Polar Capital has announced its pre-tax profit more than doubled to £32.7m for the year to March 31 2014, boosting assets under management 83 per cent to hit $13.2bn (£7.7bn).
The group reported net inflows every quarter over the financial year “despite turbulent markets”, citing inflows into its Japanese funds in particular.
Chairman Tom Bartlam said: “By the end of our financial year, the Japanese team was managing assets in excess of $5bn – this was the first time in our history that a team has reached $5bn in assets.
“Although Japan accounted for over 50 per cent of our net inflows, we also saw strong inflows into a wide range of other funds.

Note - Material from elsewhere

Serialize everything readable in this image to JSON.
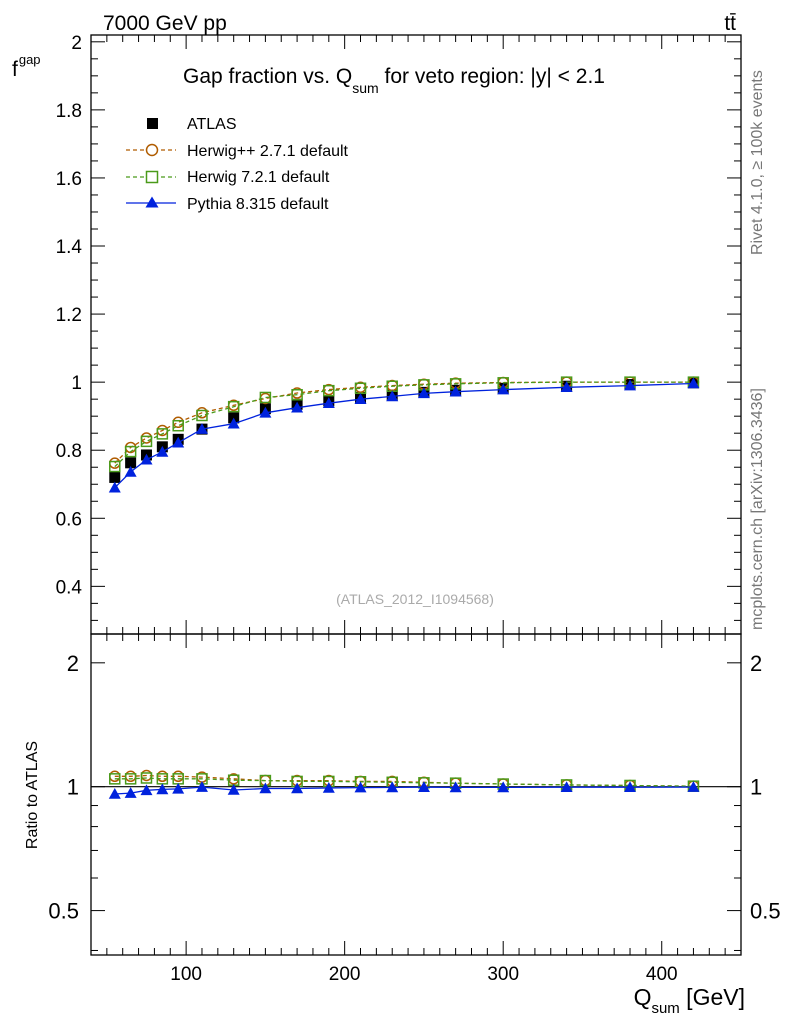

In particular good inflows were seen into our North America, Emerging Market Income and Healthcare Opportunities UCITS funds.”
In its latest set of annual results, chief executive Tim Woolley confirmed that Polar Capital is “actively looking to make additions” to its investment teams following an 18-month period of consolidation.

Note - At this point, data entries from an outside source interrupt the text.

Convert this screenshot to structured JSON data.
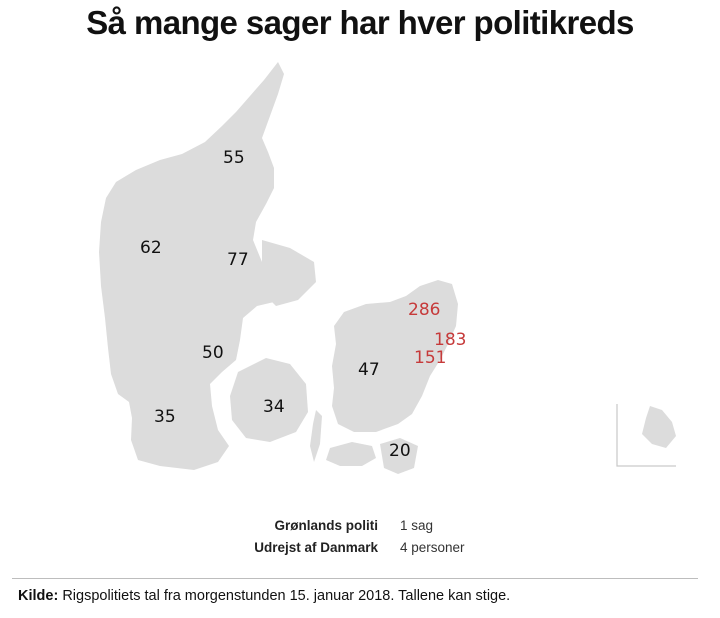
{
  "title": "Så mange sager har hver politikreds",
  "colors": {
    "land": "#dcdcdc",
    "highlight": "#c63a3a",
    "text": "#111111"
  },
  "districts": [
    {
      "id": "nordjylland",
      "value": "55",
      "highlight": false
    },
    {
      "id": "midt-vestjylland",
      "value": "62",
      "highlight": false
    },
    {
      "id": "oestjylland",
      "value": "77",
      "highlight": false
    },
    {
      "id": "sydoestjylland",
      "value": "50",
      "highlight": false
    },
    {
      "id": "syd-soenderjylland",
      "value": "35",
      "highlight": false
    },
    {
      "id": "fyn",
      "value": "34",
      "highlight": false
    },
    {
      "id": "midt-vestsjaelland",
      "value": "47",
      "highlight": false
    },
    {
      "id": "nordsjaelland",
      "value": "286",
      "highlight": true
    },
    {
      "id": "koebenhavn",
      "value": "183",
      "highlight": true
    },
    {
      "id": "koebenhavns-vestegn",
      "value": "151",
      "highlight": true
    },
    {
      "id": "sydsjaelland-lolland-falster",
      "value": "20",
      "highlight": false
    }
  ],
  "notes": [
    {
      "name": "Grønlands politi",
      "value": "1 sag"
    },
    {
      "name": "Udrejst af Danmark",
      "value": "4 personer"
    }
  ],
  "source": {
    "label": "Kilde:",
    "text": "Rigspolitiets tal fra morgenstunden 15. januar 2018. Tallene kan stige."
  }
}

He revealed the group plans to develop its alternatives business through investing further in the existing teams and bringing on new managers, having identified a “rapidly growing market” for alternative Ucits products.

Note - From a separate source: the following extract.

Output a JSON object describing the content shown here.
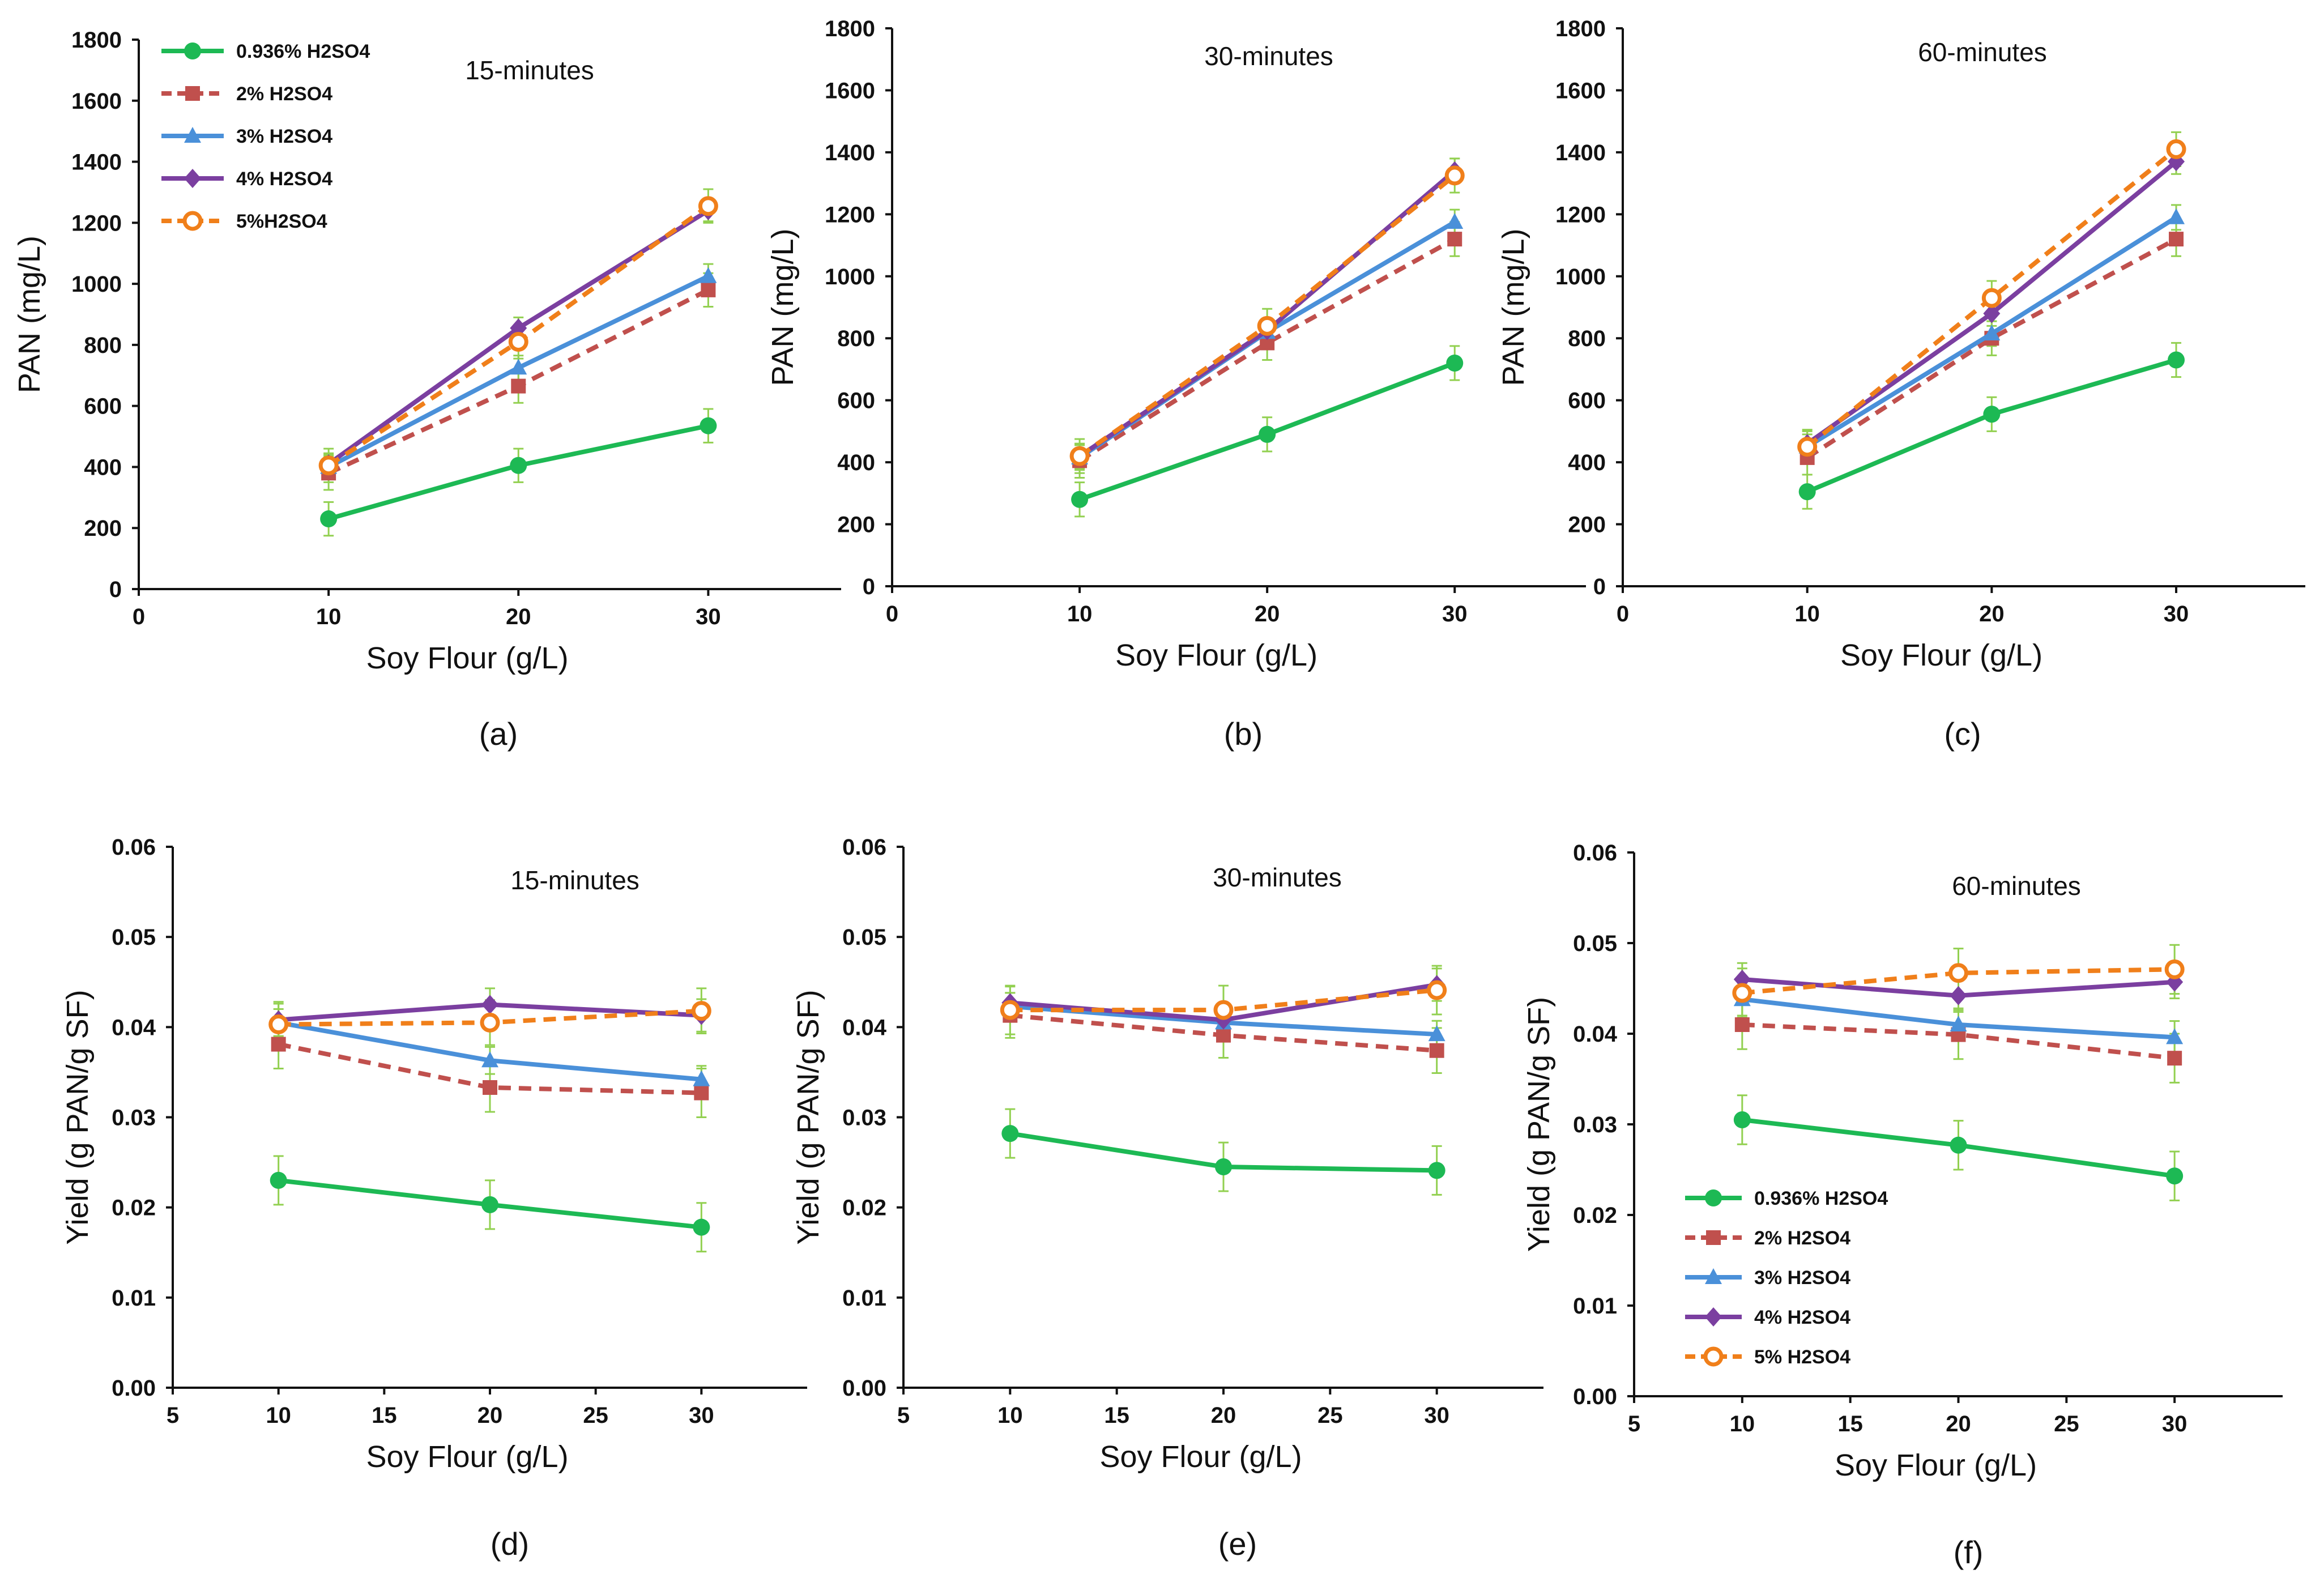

Mr Woolley added: “Our recent experience with the launch of our Global Convertible UCITS product is illustrative of the trend. The fund was launched in November and already has nearly $100m.
“We anticipate we will launch additional alternative UCITS product over the coming year to tap into this exciting opportunity on the alternative side.”
The board of Polar Capital has declared a second interim dividend of 21 pence to be paid in July this year which, together with the interim dividend of 4 pence paid in January brings the total dividend for the year to 25 pence.